Pan Fried Pork Buns ($5 for 6) were tried because we wanted to see how well a top notch Cantonese cook could make a Northern dish. These were pretty well made and had a nice crunchy bottom, but very thick skin and tiny amounts of meat inside. All in all a good effort but not like ones at a Mandarin Chinese restaurant.
Enoki Mushroom Prime Rib ($18) with an ugly looking dish with a heavy mushroom flavor. The meat was stuck together and slightly gamey.
Pork rib Pomelo Peel ($18) sounded like a good dish was more of a standard chopped pork ribs a la dim sum, with some strongly flavored, pomelo patties.
Koi Palace had service that was a little better than average for a place like this. The head waiters know their stuff but cover many tables. The servers and bus boys are always running around and need to be hailed. There are times on peak evenings, when they are simply overwhelmed. We had to ask for more water, tea, the bill, etc. In 2015 we noticed that they continue to try to improve the service.
The best service we have had in a Chinese restaurant is at high end places outside the US, including 3 Michelin star Lung King Heen in Hong Kong.
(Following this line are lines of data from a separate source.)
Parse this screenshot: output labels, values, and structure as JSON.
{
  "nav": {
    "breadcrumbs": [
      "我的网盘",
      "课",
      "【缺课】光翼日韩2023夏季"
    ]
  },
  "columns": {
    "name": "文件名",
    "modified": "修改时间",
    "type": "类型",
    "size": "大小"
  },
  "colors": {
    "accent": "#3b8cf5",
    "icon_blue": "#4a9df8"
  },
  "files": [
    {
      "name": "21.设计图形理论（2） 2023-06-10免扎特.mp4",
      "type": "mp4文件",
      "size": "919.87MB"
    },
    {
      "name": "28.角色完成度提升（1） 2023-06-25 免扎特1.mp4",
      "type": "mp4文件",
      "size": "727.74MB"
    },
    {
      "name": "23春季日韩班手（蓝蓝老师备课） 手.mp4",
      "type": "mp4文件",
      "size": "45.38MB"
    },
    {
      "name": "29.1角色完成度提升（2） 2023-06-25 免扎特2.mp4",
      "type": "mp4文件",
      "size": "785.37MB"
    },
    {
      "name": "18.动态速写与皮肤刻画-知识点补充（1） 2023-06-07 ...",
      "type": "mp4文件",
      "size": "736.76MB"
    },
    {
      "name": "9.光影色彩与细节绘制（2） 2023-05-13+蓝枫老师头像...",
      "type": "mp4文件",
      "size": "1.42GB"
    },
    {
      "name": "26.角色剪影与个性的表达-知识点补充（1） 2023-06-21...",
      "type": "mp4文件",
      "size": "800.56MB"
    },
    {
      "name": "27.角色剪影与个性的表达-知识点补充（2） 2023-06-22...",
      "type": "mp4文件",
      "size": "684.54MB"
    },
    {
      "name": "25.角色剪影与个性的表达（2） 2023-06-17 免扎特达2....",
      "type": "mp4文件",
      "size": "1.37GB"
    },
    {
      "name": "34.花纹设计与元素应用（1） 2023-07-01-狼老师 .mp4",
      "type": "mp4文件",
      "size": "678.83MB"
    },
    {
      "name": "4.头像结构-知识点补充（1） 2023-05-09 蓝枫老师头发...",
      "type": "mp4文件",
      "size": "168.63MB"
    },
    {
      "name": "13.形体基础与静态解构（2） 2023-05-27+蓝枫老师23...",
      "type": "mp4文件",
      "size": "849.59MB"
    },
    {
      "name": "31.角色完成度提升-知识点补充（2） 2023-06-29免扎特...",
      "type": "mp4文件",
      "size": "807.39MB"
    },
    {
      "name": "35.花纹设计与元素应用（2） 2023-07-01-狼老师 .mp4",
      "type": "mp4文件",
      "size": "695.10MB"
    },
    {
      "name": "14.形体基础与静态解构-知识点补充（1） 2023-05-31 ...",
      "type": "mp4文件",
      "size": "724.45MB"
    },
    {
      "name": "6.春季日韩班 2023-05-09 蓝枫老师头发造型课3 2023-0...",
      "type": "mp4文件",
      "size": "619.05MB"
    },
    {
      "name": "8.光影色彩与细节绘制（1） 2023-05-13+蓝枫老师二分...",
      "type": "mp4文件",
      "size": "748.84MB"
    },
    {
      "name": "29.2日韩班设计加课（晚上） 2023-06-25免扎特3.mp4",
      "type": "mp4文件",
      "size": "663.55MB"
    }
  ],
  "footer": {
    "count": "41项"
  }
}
Chinese restaurants in the US simply are not in the same high end fine dining realm and hence do not focus on service. Even Chinese restaurants in Vancouver, BC had higher end service and better food. The breath of items was excellent, more extensive and more inventive than nearby places in Millbrae.
Comparing Koi Palace to other San Francisco Bay Area Chinese Restaurants
Koi Palace is still the best Cantonese Chinese food in the San Francisco Bay Area. Food is top notch but not cheap. There are some forgettable dishes, so check our recommendations. Having been to Hong Kong recently, we can declare that the best food in Hong Kong is another level above what we got here and so was the service. Runners up to Koi Palace include R&G Lounge in San Francisco, and Asian Pearl in Millbrae and Richmond.